The festival theme
“The Opera: Dispute over Tweedledum and Tweedledee”
The Handel Festival in Halle an der Saale in 2023 will be on the theme “The Opera: Dispute over Tweedledum and Tweedledee”. The quotation from an epigram by John Byrom in The London Journal of 5 June 1725, refers to the competition between the opera composers Giovanni Bononcini and George Frideric Handel. The subject is intended to accentuate the fact that opera has always been the topic of discussions in which cultural-political and artistic interests have been intertwined.
This is certainly true for the two opera academies of which, and in which, Handel was in charge of between 1719 and 1734, and which were followed by the competition between the “Opera of the Nobility” and Handel’s work at the Covent Garden Theatre until 1737. These disputes happened at almost all levels of opera production, and links to comprehensive political-cultural and social negotiation processes become evident: this applies to the organization, patronage and financing of the academies. Such differences applied also to the audience, the public review, the choice of repertoire and libretti, the singers, the scenarios and stage designs, and the compositions themselves.

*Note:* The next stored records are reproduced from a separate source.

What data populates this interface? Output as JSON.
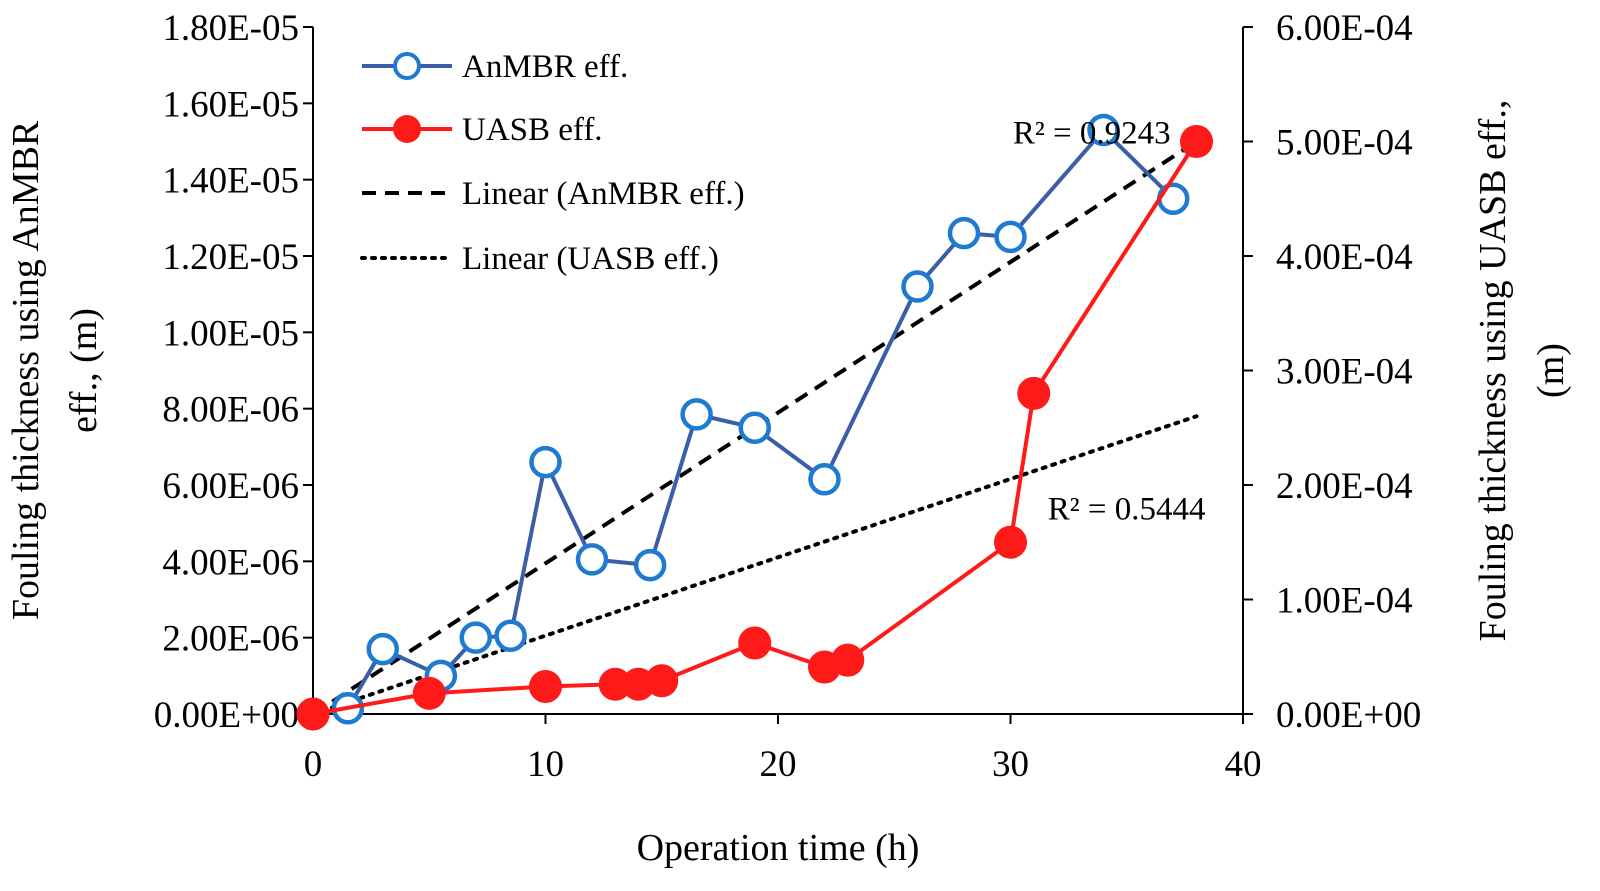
{
  "chart_data": {
    "type": "line",
    "xlabel": "Operation time (h)",
    "ylabel_left_lines": [
      "Fouling thickness using AnMBR",
      "eff., (m)"
    ],
    "ylabel_right_lines": [
      "Fouling thickness using UASB eff.,",
      "(m)"
    ],
    "xlim": [
      0,
      40
    ],
    "ylim_left": [
      0,
      1.8e-05
    ],
    "ylim_right": [
      0,
      0.0006
    ],
    "x_ticks": [
      0,
      10,
      20,
      30,
      40
    ],
    "x_tick_labels": [
      "0",
      "10",
      "20",
      "30",
      "40"
    ],
    "y_left_ticks": [
      0,
      2e-06,
      4e-06,
      6e-06,
      8e-06,
      1e-05,
      1.2e-05,
      1.4e-05,
      1.6e-05,
      1.8e-05
    ],
    "y_left_tick_labels": [
      "0.00E+00",
      "2.00E-06",
      "4.00E-06",
      "6.00E-06",
      "8.00E-06",
      "1.00E-05",
      "1.20E-05",
      "1.40E-05",
      "1.60E-05",
      "1.80E-05"
    ],
    "y_right_ticks": [
      0,
      0.0001,
      0.0002,
      0.0003,
      0.0004,
      0.0005,
      0.0006
    ],
    "y_right_tick_labels": [
      "0.00E+00",
      "1.00E-04",
      "2.00E-04",
      "3.00E-04",
      "4.00E-04",
      "5.00E-04",
      "6.00E-04"
    ],
    "grid": false,
    "legend_position": "top-left",
    "series": [
      {
        "name": "AnMBR eff.",
        "axis": "left",
        "color": "#3a5ea8",
        "marker": "open-circle",
        "marker_edge": "#1f7ad1",
        "x": [
          0,
          1.5,
          3,
          5.5,
          7,
          8.5,
          10,
          12,
          14.5,
          16.5,
          19,
          22,
          26,
          28,
          30,
          34,
          37
        ],
        "y": [
          0,
          1.5e-07,
          1.7e-06,
          1e-06,
          2e-06,
          2.05e-06,
          6.6e-06,
          4.05e-06,
          3.9e-06,
          7.85e-06,
          7.5e-06,
          6.15e-06,
          1.12e-05,
          1.26e-05,
          1.25e-05,
          1.53e-05,
          1.35e-05
        ]
      },
      {
        "name": "UASB eff.",
        "axis": "right",
        "color": "#ff1a1a",
        "marker": "filled-circle",
        "x": [
          0,
          5,
          10,
          13,
          14,
          15,
          19,
          22,
          23,
          30,
          31,
          38
        ],
        "y": [
          0,
          1.8e-05,
          2.4e-05,
          2.6e-05,
          2.6e-05,
          2.9e-05,
          6.2e-05,
          4.1e-05,
          4.7e-05,
          0.00015,
          0.00028,
          0.0005
        ]
      },
      {
        "name": "Linear (AnMBR eff.)",
        "axis": "left",
        "style": "dashed",
        "color": "#000000",
        "x": [
          0,
          38
        ],
        "y": [
          0,
          1.5e-05
        ]
      },
      {
        "name": "Linear (UASB eff.)",
        "axis": "right",
        "style": "dotted",
        "color": "#000000",
        "x": [
          0,
          38
        ],
        "y": [
          0,
          0.00026
        ]
      }
    ],
    "annotations": [
      {
        "text": "R² = 0.9243",
        "near_series": "Linear (AnMBR eff.)",
        "x": 30.1,
        "y_left": 1.495e-05
      },
      {
        "text": "R² = 0.5444",
        "near_series": "Linear (UASB eff.)",
        "x": 31.6,
        "y_left": 5.1e-06
      }
    ]
  }
}
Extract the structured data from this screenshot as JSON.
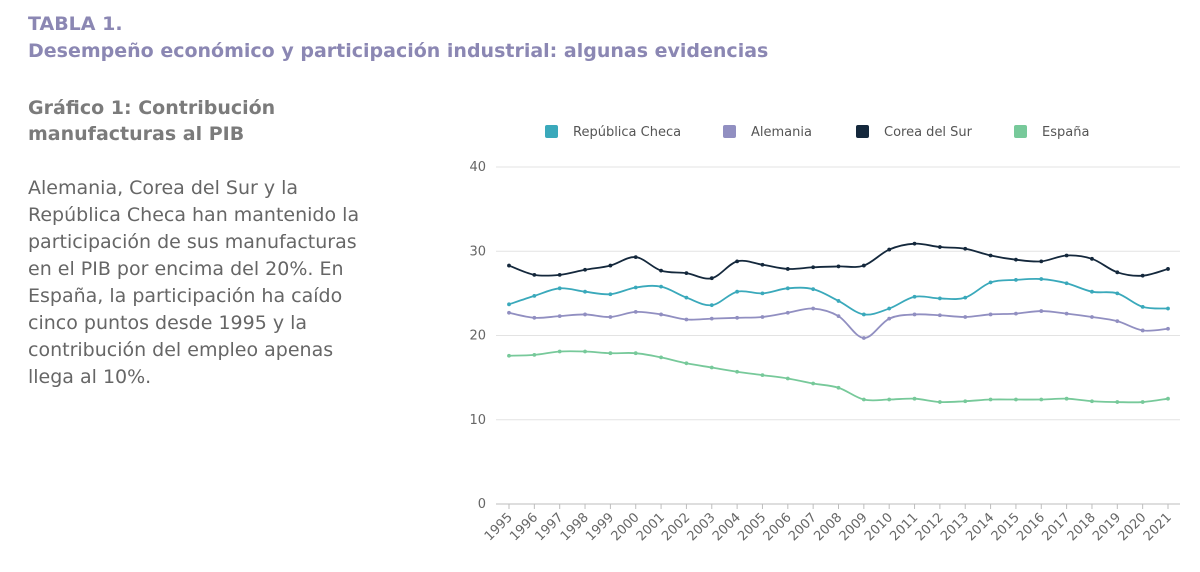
{
  "header": {
    "table_label": "TABLA 1.",
    "subtitle": "Desempeño económico y participación industrial: algunas evidencias"
  },
  "sidebar": {
    "chart_title": "Gráfico 1: Contribución manufacturas al PIB",
    "description": "Alemania, Corea del Sur y la República Checa han mantenido la participación de sus manufacturas en el PIB por encima del 20%. En España, la participación ha caído cinco puntos desde 1995 y la contribución del empleo apenas llega al 10%."
  },
  "chart_data": {
    "type": "line",
    "title": "Gráfico 1: Contribución manufacturas al PIB",
    "xlabel": "",
    "ylabel": "",
    "x": [
      "1995",
      "1996",
      "1997",
      "1998",
      "1999",
      "2000",
      "2001",
      "2002",
      "2003",
      "2004",
      "2005",
      "2006",
      "2007",
      "2008",
      "2009",
      "2010",
      "2011",
      "2012",
      "2013",
      "2014",
      "2015",
      "2016",
      "2017",
      "2018",
      "2019",
      "2020",
      "2021"
    ],
    "ylim": [
      0,
      40
    ],
    "yticks": [
      0,
      10,
      20,
      30,
      40
    ],
    "grid": true,
    "legend_position": "top",
    "series": [
      {
        "name": "República Checa",
        "color": "#3aa9bb",
        "values": [
          23.7,
          24.7,
          25.6,
          25.2,
          24.9,
          25.7,
          25.8,
          24.5,
          23.6,
          25.2,
          25.0,
          25.6,
          25.5,
          24.1,
          22.5,
          23.2,
          24.6,
          24.4,
          24.5,
          26.3,
          26.6,
          26.7,
          26.2,
          25.2,
          25.0,
          23.4,
          23.2
        ]
      },
      {
        "name": "Alemania",
        "color": "#918fc1",
        "values": [
          22.7,
          22.1,
          22.3,
          22.5,
          22.2,
          22.8,
          22.5,
          21.9,
          22.0,
          22.1,
          22.2,
          22.7,
          23.2,
          22.3,
          19.7,
          22.0,
          22.5,
          22.4,
          22.2,
          22.5,
          22.6,
          22.9,
          22.6,
          22.2,
          21.7,
          20.6,
          20.8
        ]
      },
      {
        "name": "Corea del Sur",
        "color": "#14283c",
        "values": [
          28.3,
          27.2,
          27.2,
          27.8,
          28.3,
          29.3,
          27.7,
          27.4,
          26.8,
          28.8,
          28.4,
          27.9,
          28.1,
          28.2,
          28.3,
          30.2,
          30.9,
          30.5,
          30.3,
          29.5,
          29.0,
          28.8,
          29.5,
          29.1,
          27.5,
          27.1,
          27.9
        ]
      },
      {
        "name": "España",
        "color": "#77c99a",
        "values": [
          17.6,
          17.7,
          18.1,
          18.1,
          17.9,
          17.9,
          17.4,
          16.7,
          16.2,
          15.7,
          15.3,
          14.9,
          14.3,
          13.8,
          12.4,
          12.4,
          12.5,
          12.1,
          12.2,
          12.4,
          12.4,
          12.4,
          12.5,
          12.2,
          12.1,
          12.1,
          12.5
        ]
      }
    ]
  }
}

Thoughts on the theme of the festival
The tradition-rich opera business has also experienced historical crises. Not even 50 years ago, for example, the renowned composer and conductor Pierre Boulez demanded in an interview in "Der Spiegel": "Blow up the opera houses!", with which he particularly delivered a funeral oration on modern opera, but beyond that also questioned the opera system itself.
George Frideric Handel repeatedly faced great challenges in establishing Italian opera in England. His first opera for London, "Rinaldo", written in 1711, did indeed attract extraordinary interest from the English public and press. Nevertheless, the first criticism of opera was soon voiced, for example that this genre led a ridiculous hermaphroditic existence, was written in a language that no one understood, and was also far too expensive. Over the next 30 years, Handel repeatedly tried to convince the English of the opposite. From the mid-1720s, an additional problem arose for him: Opera lovers divided into two camps - much to the gloating delight of opera opponents - and argued fiercely about whether Handel's operas or those of Giovanni Bononcini were the better ones. The result was a musical showdown and an open rivalry between the two composers. A contemporary, ironic epigram by the poet John Byrom, which inspired the motto of the Handel Festival 2023, bears witness to this:
"Some say, compar'd to Bononcini
That Mynheer Handel's but a Ninny
Others aver, that he to Handel
Is scarcely fit to hold a candle
Strange all this Difference should be
Twixt Tweedle-dum and Tweedle-dee!"
- John Byrom - Epigram on the Feuds Between Handel and Bononcini -
While the Royal Academy, the first London opera company for which Handel worked from 1719 onwards, favoured operas in the grand heroic style in its choice of pieces - as can be observed for "Giulio Cesare" in 1723/24 and still subsequently for "Lotario" in 1729 - a particular willingness to experiment is noticeable in the season designs of Handel's subsequent opera companies. For the composer had to react if he wanted to regain the interest of the London public in Italian opera after the Royal Academy was dissolved in 1728 following economic failures. Thus, in addition to non-heroic material and operas which, as in the case of "Orlando" (1732/33), were "on the threshold of comic opera" (Silke Leopold), English-language oratorio, among others, also found their way into the theatre season plans. Furthermore, various opera pastiche were performed, including "Alessandro Severo" (1738). However, all these measures could not prevent Handel's last Italian operas from being only moderately successful with audiences in London. This was also the case with the now very popular opera "Serse", which was cancelled after its premiere on 15 April 1738 after only 5 performances. Handel's efforts to establish Italian opera firmly in London society despite all resistance had thus failed by the early 1740s. The composer wrote no more operas in the years that followed, concentrating instead on English-language oratorio.
The majority of the opera titles mentioned above will be performed at the Handel Festival 2023, so look forward to an exciting journey through Handel's 30 years of operatic life in London, with all its highs and lows, performed by very renowned interpreters of baroque music and important cooperation partners. Handel's operas are firmly anchored in the repertoire of theatres today. It is difficult for us to comprehend the resistance against which the composer had to fight.
With this thematic focus, looking back on Handel's time, we also want to stimulate a discourse in the present about the form in which opera continues to be an attractive form of artistic expression. On the one hand, this debate is already being conducted by part of the audience, especially by visitors who reject modern director's theatre with reference to the lack of "faithfulness to the original". On the other hand, it also has a cultural-political dimension, when one examines the question of which social target groups opera should address and in what form the public sector should participate in its financing.